血便

血便とは

血便とは、鮮血に近い血が便に混じる状態を指します。消化管のどこかに出血があると下血を引き起こします。その中でも比較的肛門に近い場所で起こる出血を血便と呼び、食道や胃からくる出血はタール便(黒っぽい便)となります。
近年増加傾向にある大腸がんや大腸ポリープによる出血で血便が起こる場合もあります。血便の症状に気が付いたら、少量の出血であっても早期に医療機関を受診しましょう。

一目見て判断できないほど極少量の出血の場合は、便潜血検査などで出血を調べる方法もあります。自覚症状がない時期に血便を発見することができるため、大腸がんによる死亡リスクを減らすことが期待されます。
健康診断などで便潜血検査を受けて、陽性反応が出た方はすぐに精密検査を受けにいらしてください。

血便の原因となる疾患

血便の症状が現れた場合、以下のような疾患が疑われます。ごく少量の出血であっても、深刻な病気が隠されている可能性もあるため、自己判断で放置せずに当院へご相談にいらしてください。

痔(いぼ痔、切れ痔)

いぼ痔(痔核)、切れ痔(裂肛)によるおしりからの出血の場合、便に鮮やかな血(鮮血)が付着していたり、おしりを拭いたときにペーパーに血が付いたり、排便後に出血を伴うといった症状が起こります。

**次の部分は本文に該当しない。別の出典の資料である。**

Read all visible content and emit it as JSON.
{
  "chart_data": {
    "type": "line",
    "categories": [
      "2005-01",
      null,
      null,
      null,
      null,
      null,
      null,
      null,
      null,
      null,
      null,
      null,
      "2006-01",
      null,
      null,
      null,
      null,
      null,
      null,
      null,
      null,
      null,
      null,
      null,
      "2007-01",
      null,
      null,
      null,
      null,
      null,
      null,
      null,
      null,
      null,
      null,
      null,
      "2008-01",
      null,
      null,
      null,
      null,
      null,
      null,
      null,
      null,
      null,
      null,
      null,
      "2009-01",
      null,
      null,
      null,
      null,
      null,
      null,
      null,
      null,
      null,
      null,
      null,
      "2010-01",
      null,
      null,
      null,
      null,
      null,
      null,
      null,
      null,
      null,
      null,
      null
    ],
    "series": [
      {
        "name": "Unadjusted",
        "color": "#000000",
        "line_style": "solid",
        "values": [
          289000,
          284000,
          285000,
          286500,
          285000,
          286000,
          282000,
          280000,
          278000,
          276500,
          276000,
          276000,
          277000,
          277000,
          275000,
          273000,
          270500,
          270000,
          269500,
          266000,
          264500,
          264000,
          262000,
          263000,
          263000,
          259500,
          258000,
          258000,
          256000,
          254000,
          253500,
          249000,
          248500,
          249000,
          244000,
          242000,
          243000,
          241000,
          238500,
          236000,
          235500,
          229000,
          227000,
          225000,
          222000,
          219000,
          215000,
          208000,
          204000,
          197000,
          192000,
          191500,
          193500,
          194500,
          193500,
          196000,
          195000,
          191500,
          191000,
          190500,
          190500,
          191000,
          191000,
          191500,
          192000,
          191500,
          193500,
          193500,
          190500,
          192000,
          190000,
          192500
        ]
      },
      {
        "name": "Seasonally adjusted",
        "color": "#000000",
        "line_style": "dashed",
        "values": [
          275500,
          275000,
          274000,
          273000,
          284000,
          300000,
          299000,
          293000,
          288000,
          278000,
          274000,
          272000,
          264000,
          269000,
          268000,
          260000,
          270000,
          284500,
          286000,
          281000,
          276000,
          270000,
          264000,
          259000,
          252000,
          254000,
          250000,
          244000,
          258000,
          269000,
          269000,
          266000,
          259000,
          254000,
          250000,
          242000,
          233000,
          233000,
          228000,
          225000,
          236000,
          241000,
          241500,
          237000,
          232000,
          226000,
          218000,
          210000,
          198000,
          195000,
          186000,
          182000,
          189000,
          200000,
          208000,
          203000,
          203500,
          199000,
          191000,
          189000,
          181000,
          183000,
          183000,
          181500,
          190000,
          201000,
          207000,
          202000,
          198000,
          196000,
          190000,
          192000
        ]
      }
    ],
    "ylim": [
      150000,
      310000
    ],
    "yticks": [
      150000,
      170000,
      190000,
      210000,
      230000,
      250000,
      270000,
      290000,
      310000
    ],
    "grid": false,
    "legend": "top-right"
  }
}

発熱や下痢ななく、便秘が起こるケースが多く、排便時に痛みや違和感があるのが特徴です。切れ痔の場合は排便時に、特に強い痛みを感じます。切れ痔の場合は出血の量はそれほど多くはありませんが、いぼ痔の場合は大量の出血を伴うケースがあります。痔は、早期に治療を始めれば楽に治すことができます。お早めにご受診下さい。

大腸ポリープ・大腸がん

便が腸内を通過したときに、ポリープやがんに擦れて、少量の出血が起こります。自覚症状が乏しいため、健康診断の便潜血で陽性反応がでて初めて血便を自覚されることがほとんどです。ポリープや大腸がんは、できる場所によっては出血がなく便潜血検査も陰性のまま進行してしまうことがあります。できればリスクの高まる40歳を過ぎたら、大腸がん予防のために大腸内視鏡検査を受けることをお勧めしております。大腸がんは、ほとんどが大腸ポリープから発生しています。大腸ポリープの段階で内視鏡による切除を行うことは将来の大腸がんを予防することにつながります。

進行大腸がん・直腸がん

便に粘り気のある血が付着していたり、大量の出血が起こる場合があります。出血量だけでは判断できない為、確定診断には大腸内視鏡検査が不可欠です。出血以外の症状は、便秘や下痢を繰り返したり、便通の変化や残便感、腹痛などがあります。

潰瘍性大腸炎

潰瘍性大腸炎の初期症状は、下痢や便に少し血が混じる程度です。やがて赤いジャムのような便が出たり、発熱、腹痛、体重減少、貧血が起こり、皮膚や関節、眼に症状が現れる場合もあります。潰瘍性大腸炎の原因はいまだ特定されておりません。長期にわたる内科的治療で症状をコントロールしていく治療法が主流となっています。発症のピークは20代と若い世代に多い疾患です。

その他、血便を引き起こす疾患

  • 大腸憩室症
  • 虚血性大腸炎
  • 感染性腸炎(出血性大腸炎)
  • 偽膜性腸炎

血便の治療方法

検査結果を、すぐに確認できます血便を伴う疾患は多数あるため、症状を見極め正確な診断を行うことが大切です。問診にてしっかりと症状をお伺いし血液検査や便検査の他、出血源を調べる検査など必要な検査を行っていきます。
出血源を特定するには、直腸診により肛門や直腸から出血がないか調べます。出血源が肛門や直腸出ない場合、次に内視鏡検査による腸粘膜の状態の観察を行います。内視鏡検査では、粘膜を直接観察できるほか、病変と思われる組織を採取して生検を行うことも可能です。
その他、胃内視鏡検査や腹部超音波検査など必要に応じて行います。
これらの検査により出血箇所を特定し確定診断を行ったうえで適切な治療を行っていきます。